Inpatient again

Inpatient again

Keegan was admitted at Children’s again this morning.  The night before last, he once again stopped urinating and had some nausea and vomitting.  We drew labs at the Center for Cancer and Blood Disorders and came home.  Things progressively got worse overnight, in an eerily similar way to the first night of kidney failure in the fall.  This morning, we brought him into the ER at Children’s Legacy.  We knew he would need fluids at a minimum and were anxious to see if his kidney function was worsening.  It was, just a bit, but not drastically, as it had before.  It was still unclear (and still is for that matter) if this is some kind of infection or the beginnings of something bigger.  He spiked a fever while we were waiting in the ER that has not yet broken. The fever in, and of itself, would have necessitated an ER visit and possible admission, since he has a central IV line.  Luckily, our team agreed that he could be admitted here at the Legacy campus, which is literally right across the street from our house.  We miss our team downtown dearly, but the convenience of being this close to home is comforting.   

Keegan’s heartrate and respiratory rate are much higher than we would like to see, while his blood pressure and oxygen saturations are lower than we’d like.  He finally peed a little bit, although it is not consistent and nowhere near what he should be producing.  None of the cultures have grown back anything yet, but he is stable.  We are certainly praying for a better night than last night and that this admission is short.
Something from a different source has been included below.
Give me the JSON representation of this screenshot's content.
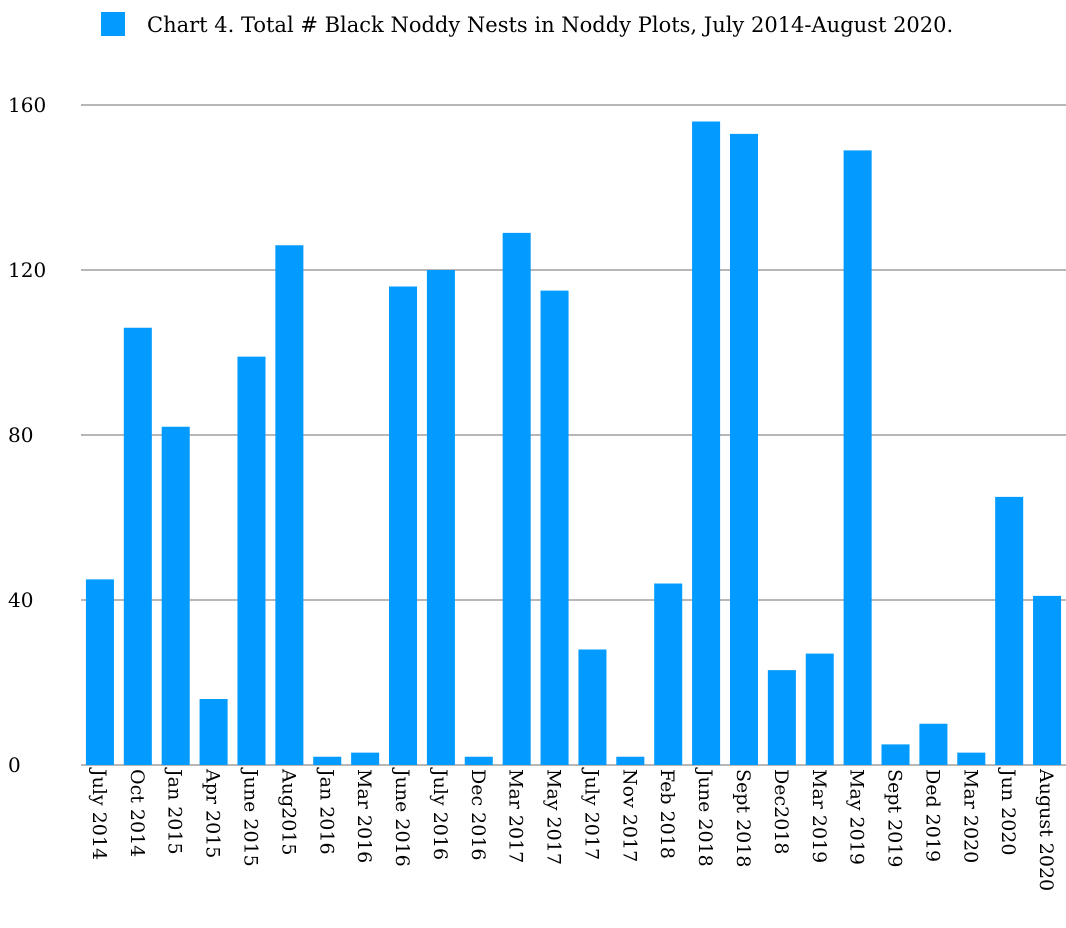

I hate sitting here.  I hate that we do so much to try to “protect” Keegan.  We have taken away just about everything, and yet here he is, once again.  I hate that we still don’t have an answer to so many of the things going on in his little body.  I hate that he has endured so much intense pain in his short life.  I hate that he has to be poked and prodded, under the guise of trying to make him feel better.

But I hate, more than anything, that he could fight this fight day in and day out and still lose the battle.  This morning, yet another of our precious transplant friends found his perfect healing.  John Christopher was 21 years old.  He fought tirelessly his entire life and had been waiting to be clear of rejection and relisted for transplant.  This morning, his body had endured enough of the fight.  My heart breaks for him, his amazing parents and family, and our entire transplant family.  Each one of these blessed warriors becomes part of our family, one of our own, and it cuts to the core…every…single…time.  And unfortunately, it reminds us that every day, in every single breath, it could be us.  It could be Keegan.

So, there will never be “just a bug” or “just a fever”.  Every thing could be the one thing we dread most of all.  And we will never stop fighting for him.  We will never stop being vigiliant.  And we will pray fervently for his health and protection and for that of every one of our transplant kids.  But tonight, we grieve for JC and his family.  We pray for their comfort and peace, and we really hope you will join us.